The Family Court has an extensive power to order that that the payer pay the other party a periodic and/or lump sum of maintenance.
The Court may also consider it proper to order that, in addition to paying a periodic sum, the payer pay certain expenses on the payee’s behalf, such as private health insurance premiums, mortgage repayments associated with a home in which payee is living, outgoings associated with any such home and other expenses which that the payee is unable to meet themselves.
The amount of spousal maintenance a party may be liable to pay (if any) to another party is determined based on a consideration of the parties’ respective financial and personal circumstances at the time the Court is considering the issue.
4. Am I entitled to any of my ex’s assets?
If you were married or lived in a de facto relationship of at least two years’ duration or made significant financial or non-financial contributions which, if they were not recognised would result in you suffering serious injustice, the answer is more than likely, yes.

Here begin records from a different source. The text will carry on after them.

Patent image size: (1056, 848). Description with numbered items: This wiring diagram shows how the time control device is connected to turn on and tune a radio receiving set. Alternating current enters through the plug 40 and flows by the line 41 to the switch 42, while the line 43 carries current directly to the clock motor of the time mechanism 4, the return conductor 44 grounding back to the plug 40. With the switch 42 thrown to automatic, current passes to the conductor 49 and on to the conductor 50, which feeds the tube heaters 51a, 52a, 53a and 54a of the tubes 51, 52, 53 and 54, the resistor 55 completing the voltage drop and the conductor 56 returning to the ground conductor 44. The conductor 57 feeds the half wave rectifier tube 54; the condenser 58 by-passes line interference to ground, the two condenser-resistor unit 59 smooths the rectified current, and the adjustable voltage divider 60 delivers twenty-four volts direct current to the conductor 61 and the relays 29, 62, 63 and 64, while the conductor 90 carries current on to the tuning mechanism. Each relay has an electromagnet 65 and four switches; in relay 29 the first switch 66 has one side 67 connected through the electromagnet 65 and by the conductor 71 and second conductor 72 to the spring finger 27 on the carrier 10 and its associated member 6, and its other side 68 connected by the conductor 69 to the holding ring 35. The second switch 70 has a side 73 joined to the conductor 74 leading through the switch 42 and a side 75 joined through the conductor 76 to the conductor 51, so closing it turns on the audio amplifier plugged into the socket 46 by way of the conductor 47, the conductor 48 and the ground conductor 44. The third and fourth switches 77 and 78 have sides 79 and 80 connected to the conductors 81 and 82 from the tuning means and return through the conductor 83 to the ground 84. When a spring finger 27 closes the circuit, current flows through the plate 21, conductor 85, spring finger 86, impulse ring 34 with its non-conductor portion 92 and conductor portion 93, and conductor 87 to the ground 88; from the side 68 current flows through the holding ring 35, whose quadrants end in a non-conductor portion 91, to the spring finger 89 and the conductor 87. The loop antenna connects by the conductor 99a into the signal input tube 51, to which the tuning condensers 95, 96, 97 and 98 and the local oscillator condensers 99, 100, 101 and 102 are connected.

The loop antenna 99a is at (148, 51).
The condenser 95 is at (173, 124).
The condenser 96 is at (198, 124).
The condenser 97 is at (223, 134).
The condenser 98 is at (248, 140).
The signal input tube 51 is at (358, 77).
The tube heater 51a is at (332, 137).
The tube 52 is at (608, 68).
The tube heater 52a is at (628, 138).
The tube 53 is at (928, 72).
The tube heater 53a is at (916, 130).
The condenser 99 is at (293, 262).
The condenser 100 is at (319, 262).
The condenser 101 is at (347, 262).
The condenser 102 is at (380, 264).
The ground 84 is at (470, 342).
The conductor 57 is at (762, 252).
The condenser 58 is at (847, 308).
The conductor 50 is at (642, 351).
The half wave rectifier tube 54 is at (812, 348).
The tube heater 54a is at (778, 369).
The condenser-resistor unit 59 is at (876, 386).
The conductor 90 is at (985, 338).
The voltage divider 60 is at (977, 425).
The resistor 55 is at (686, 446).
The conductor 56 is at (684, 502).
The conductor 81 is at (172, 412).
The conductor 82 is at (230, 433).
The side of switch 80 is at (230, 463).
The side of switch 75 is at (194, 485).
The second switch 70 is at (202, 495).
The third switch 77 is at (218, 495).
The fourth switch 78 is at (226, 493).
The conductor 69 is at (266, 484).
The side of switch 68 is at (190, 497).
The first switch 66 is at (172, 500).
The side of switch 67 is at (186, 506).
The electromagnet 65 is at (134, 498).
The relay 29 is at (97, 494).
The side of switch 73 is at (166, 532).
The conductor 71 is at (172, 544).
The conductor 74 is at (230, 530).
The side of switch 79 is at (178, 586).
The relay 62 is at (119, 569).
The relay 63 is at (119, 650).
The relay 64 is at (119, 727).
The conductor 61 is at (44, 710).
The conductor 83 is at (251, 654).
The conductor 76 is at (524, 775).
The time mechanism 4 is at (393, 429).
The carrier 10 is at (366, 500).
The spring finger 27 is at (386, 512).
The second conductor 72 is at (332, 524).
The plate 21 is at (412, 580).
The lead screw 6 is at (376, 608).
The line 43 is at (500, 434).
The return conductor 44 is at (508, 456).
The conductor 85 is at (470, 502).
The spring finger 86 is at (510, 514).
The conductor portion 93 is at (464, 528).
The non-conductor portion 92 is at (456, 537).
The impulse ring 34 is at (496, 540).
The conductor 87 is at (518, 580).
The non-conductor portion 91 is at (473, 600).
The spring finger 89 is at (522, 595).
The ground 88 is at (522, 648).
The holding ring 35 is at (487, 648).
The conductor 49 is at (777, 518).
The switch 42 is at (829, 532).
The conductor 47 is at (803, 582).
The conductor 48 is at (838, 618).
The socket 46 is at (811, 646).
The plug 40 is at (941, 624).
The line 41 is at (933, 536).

The Family Court uses a four stage process to determine what orders to make by way of property settlement.
The four stage process is as follows:
- Identify and value all of the existing property of the parties.
- Assess the contributions (both financial and non-financial and contributions to the welfare of the family) of the parties.
- Consider the parties’ ‘future needs’ factors by reference to 19 statutory considerations, such as the age and state of health of the parties, the income, property and financial resources of each party, each party’s earning capacity and whether a party has the care of a child of the relationship under the age of 18 years.
The Court will then determine whether it should adjust the outcome awarded on contributions to take these factors into account.
- Finally, the Court must determine if the overall result is one that is “just and equitable” having regard to which particular assets are retained by each party.
However, the Court is not required to approach every case with clear reference to this process, nor is it required to approach each case in any particular manner, therefore this is simply a guide. In some cases for example, the Court concludes that it is not “just and equitable” to alter the existing legal interests of parties in their property and make orders for property settlement.
A parties’ entitlement varies in each individual case and for this reason, advice specific to your own personal circumstances should be sought.
5. Do I have to pay child support?
Child support payments are calculated using a complex formula. While the calculations are complex, the principles are fairly straight forward. They are:
- Each parent is responsible for meeting the costs of their children.
- The costs which they are required to meet will depend on the number and ages of children.
- Higher income earning parents are required to contribute more.
- A parent gets credit for meeting expenses while caring for their children.
- A parent will pay support when their income percentage exceeds their cost percentage.
Child support is calculated as the costs of the children multiplied by the difference between your income percentage (your share of you and your ex’s combined income) and your cost percentage (the credit which you receive for your time with the children).
You will pay child support if the result is positive and be eligible to receive support if it is negative. However, you don’t have to pay child support if you have at least 65% care of your children.